蓮は和哉と小木津、二人が付き合っている事を知っている。
「……あっ」
それを思い出した和哉は一気に顔が熱くなった。
「い、いやあの別にあのっ」
「……あのさ、和哉」
蓮が何か感づいている気がして焦るが、下手な事言って墓穴を掘ってしまったらと思うと何も言えずに、あわあわするだけで和哉が蓮を見つめていると、
蓮はため息を吐いて和哉が握っている携帯を指差した。
「え、あ、何っ?」
「お前それ最後までちゃんと読んでないだろ」
「え?」
「メール。ちゃんとよく読めよ」
そう言えば、メールを読んでいる途中で蓮に話しかけられ、最後まで読んでいなかった事に気がついた。

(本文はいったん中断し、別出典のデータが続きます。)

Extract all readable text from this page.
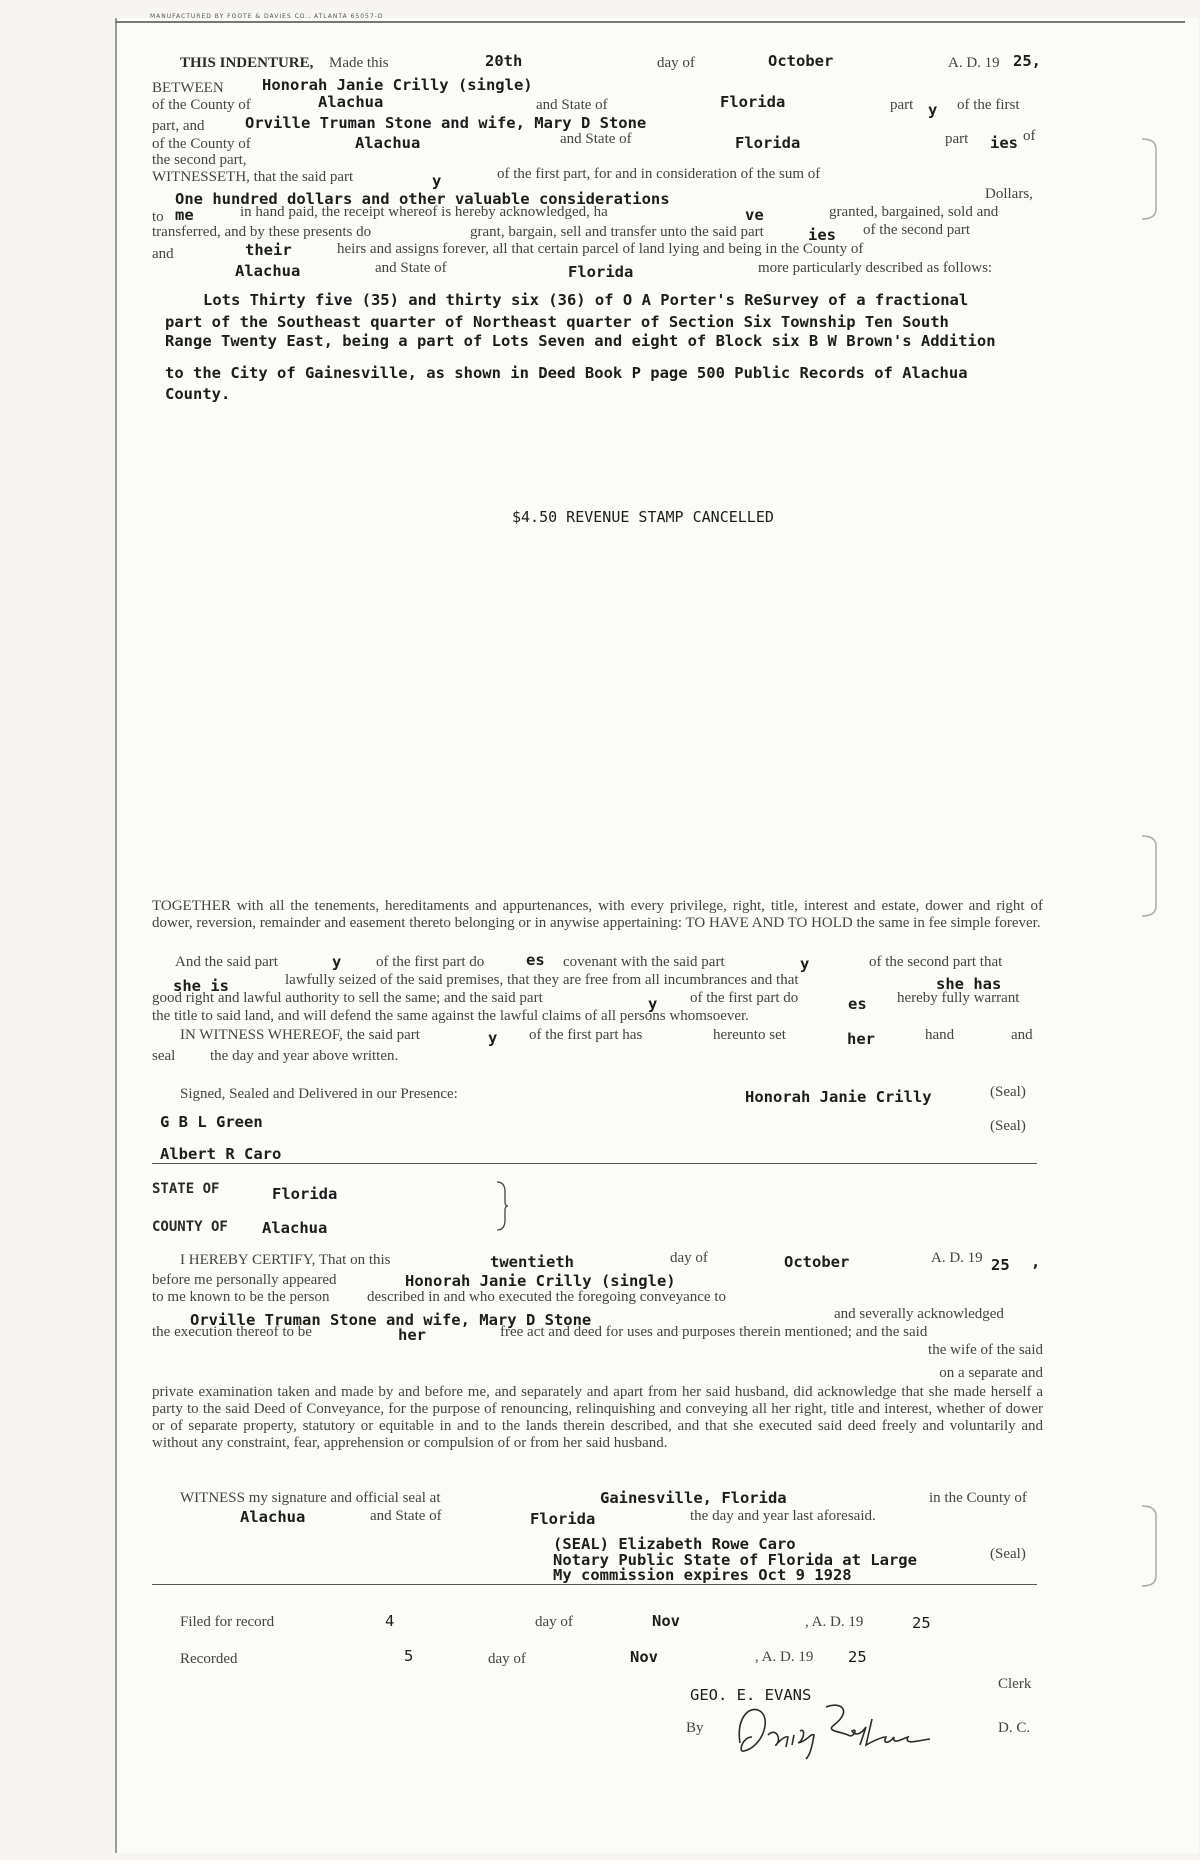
MANUFACTURED BY FOOTE & DAVIES CO., ATLANTA 65057-D
THIS INDENTURE, Made this	20th	day of	October	A. D. 19 25,
BETWEEN Honorah Janie Crilly (single)
of the County of	Alachua	and State of	Florida	part y of the first
part, and	Orville Truman Stone and wife, Mary D Stone
of the County of	Alachua	and State of	Florida	part ies of
the second part,
WITNESSETH, that the said part	y	of the first part, for and in consideration of the sum of
One hundred dollars and other valuable considerations	Dollars,
to me	in hand paid, the receipt whereof is hereby acknowledged, ha	ve	granted, bargained, sold and
transferred, and by these presents do	grant, bargain, sell and transfer unto the said part	ies of the second part
and	their	heirs and assigns forever, all that certain parcel of land lying and being in the County of
Alachua	and State of	Florida	more particularly described as follows:
Lots Thirty five (35) and thirty six (36) of O A Porter's ReSurvey of a fractional
part of the Southeast quarter of Northeast quarter of Section Six Township Ten South
Range Twenty East, being a part of Lots Seven and eight of Block six B W Brown's Addition
to the City of Gainesville, as shown in Deed Book P page 500 Public Records of Alachua
County.
$4.50 REVENUE STAMP CANCELLED
TOGETHER with all the tenements, hereditaments and appurtenances, with every privilege, right, title, interest and estate, dower and right of dower, reversion, remainder and easement thereto belonging or in anywise appertaining: TO HAVE AND TO HOLD the same in fee simple forever.
And the said part	y of the first part do	es covenant with the said part	y	of the second part that
she is	lawfully seized of the said premises, that they are free from all incumbrances and that	she has
good right and lawful authority to sell the same; and the said part	y of the first part do	es hereby fully warrant
the title to said land, and will defend the same against the lawful claims of all persons whomsoever.
IN WITNESS WHEREOF, the said part	y of the first part has	hereunto set	her	hand	and
seal the day and year above written.
Signed, Sealed and Delivered in our Presence:	Honorah Janie Crilly	(Seal)
G B L Green	(Seal)
Albert R Caro
STATE OF	Florida
COUNTY OF Alachua
I HEREBY CERTIFY, That on this	twentieth	day of	October	A. D. 19 25 ,
before me personally appeared	Honorah Janie Crilly (single)
to me known to be the person          described in and who executed the foregoing conveyance to
Orville Truman Stone and wife, Mary D Stone	and severally acknowledged
the execution thereof to be	her	free act and deed for uses and purposes therein mentioned; and the said
the wife of the said
on a separate and
private examination taken and made by and before me, and separately and apart from her said husband, did acknowledge that she made herself a party to the said Deed of Conveyance, for the purpose of renouncing, relinquishing and conveying all her right, title and interest, whether of dower or of separate property, statutory or equitable in and to the lands therein described, and that she executed said deed freely and voluntarily and without any constraint, fear, apprehension or compulsion of or from her said husband.
WITNESS my signature and official seal at	Gainesville, Florida	in the County of
Alachua	and State of	Florida	the day and year last aforesaid.
(SEAL) Elizabeth Rowe Caro
Notary Public State of Florida at Large
My commission expires Oct 9 1928
(Seal)
Filed for record	4	day of	Nov	, A. D. 19	25
Recorded	5	day of	Nov	, A. D. 19 25
GEO. E. EVANS
Clerk
By	D. C.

蓮に指摘され再度読み直してみると、最後に「コレ、きっとあの時和哉からもらった熱だぜ」とハートマーク付きの一文があった。
「――あっ!」
ハッとして慌てて蓮の方を見上げると、
「とりあえず、小木津からのメールは人に見せないほうがいいと思うぞ」
そう苦笑いを浮かべながら、和哉を慰めるように和哉の肩をポンポンと叩き、部室を出て行った。
「……」
小木津と付き合っている事を知られても、今まで蓮とそういう話題を出したことはなかった。
だから余計に恥ずかしくてたまらなかった。
「〜〜〜〜〜っ」
和哉は着替え途中のままその場にうずくまり、顔を真っ赤にして予鈴が鳴るまでしばらく部室で固まっていた。